The best thing Prime Minister Manmohan Singh’s government has going for it ahead of Friday’s federal budget unveiling is low expectations.
The ruling party, battered in recent state polls and hamstrung by slowing economic growth and high global oil prices, is in no position to advance bold economic reforms that could unclog flagging growth in Asia’s third-largest economy.
What it can do is bolster tax collections by rolling back what remains of Lehman crisis-era stimulus and restoring excise taxes to earlier levels. It can also expand the scope of service tax coverage and keep a lid on populist spending, no small feat for a government whose base tends to be rural and poor.
Grappling with a yawning fiscal deficit will be crucial to restoring credibility that was stretched in the last budget by unrealistic assumptions.
“Big steps will not be taken, but baby steps will be taken. They will try to show they are trying to do things,” M. Govinda Rao, a member of the Prime Minister’s Economic Advisory Council, told Reuters.
The central bank, investors and rating agencies are all clamouring for cuts to a deficit that forces heavy government borrowing, driving up interest costs and deterring investment. Including shortfalls at the state level, fiscal deficit is around 8 percent of GDP, the highest in emerging Asia.
Economists expect Finance Minister Pranab Mukherjee to target a fiscal deficit at the federal level of about 4.8 to 5.3 percent of GDP for the fiscal year that starts next month, higher than last year’s 4.6 percent target but less than the roughly 6 percent it is actually on track to chalk up.
In last year’s budget, Mukherjee’s projections for growth, asset sales and the deficit proved wildly optimistic. “I just hope that the finance minister realises that credibility is just as important as representing an aggressive number,” said Abheek Barua, chief economist at HDFC Bank in New Delhi, who said a deficit goal of 5 percent of GDP is feasible.
SUBSIDY RESTRAINT
The biggest budget challenge for the Congress government, however, will be taming its populist urge to spend, especially on subsidies for fuel and other essentials that, once adopted, are hard to cut without being punished at the polls.

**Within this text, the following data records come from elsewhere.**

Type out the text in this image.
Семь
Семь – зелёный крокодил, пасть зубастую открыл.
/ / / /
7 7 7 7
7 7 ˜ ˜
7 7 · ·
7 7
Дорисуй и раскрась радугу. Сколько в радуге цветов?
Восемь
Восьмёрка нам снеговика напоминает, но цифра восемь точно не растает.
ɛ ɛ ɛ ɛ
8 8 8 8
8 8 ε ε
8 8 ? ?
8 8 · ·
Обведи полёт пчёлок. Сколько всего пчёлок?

The government’s subsidy bill is expected to top $50 billion this year, exceeding the budget’s initial estimates by more than $20 billion. Oil subsidies alone overshot by three-fold and there is little relief in sight, with Brent crude trading above $125 a barrel after rising nearly 10 percent this fiscal year, while a weakening rupee amplified the costs.
The government bit the bullet in 2010 and freed up petrol prices but continues to subsidise diesel and cooking fuels and has raised the price of diesel only in grudging increments.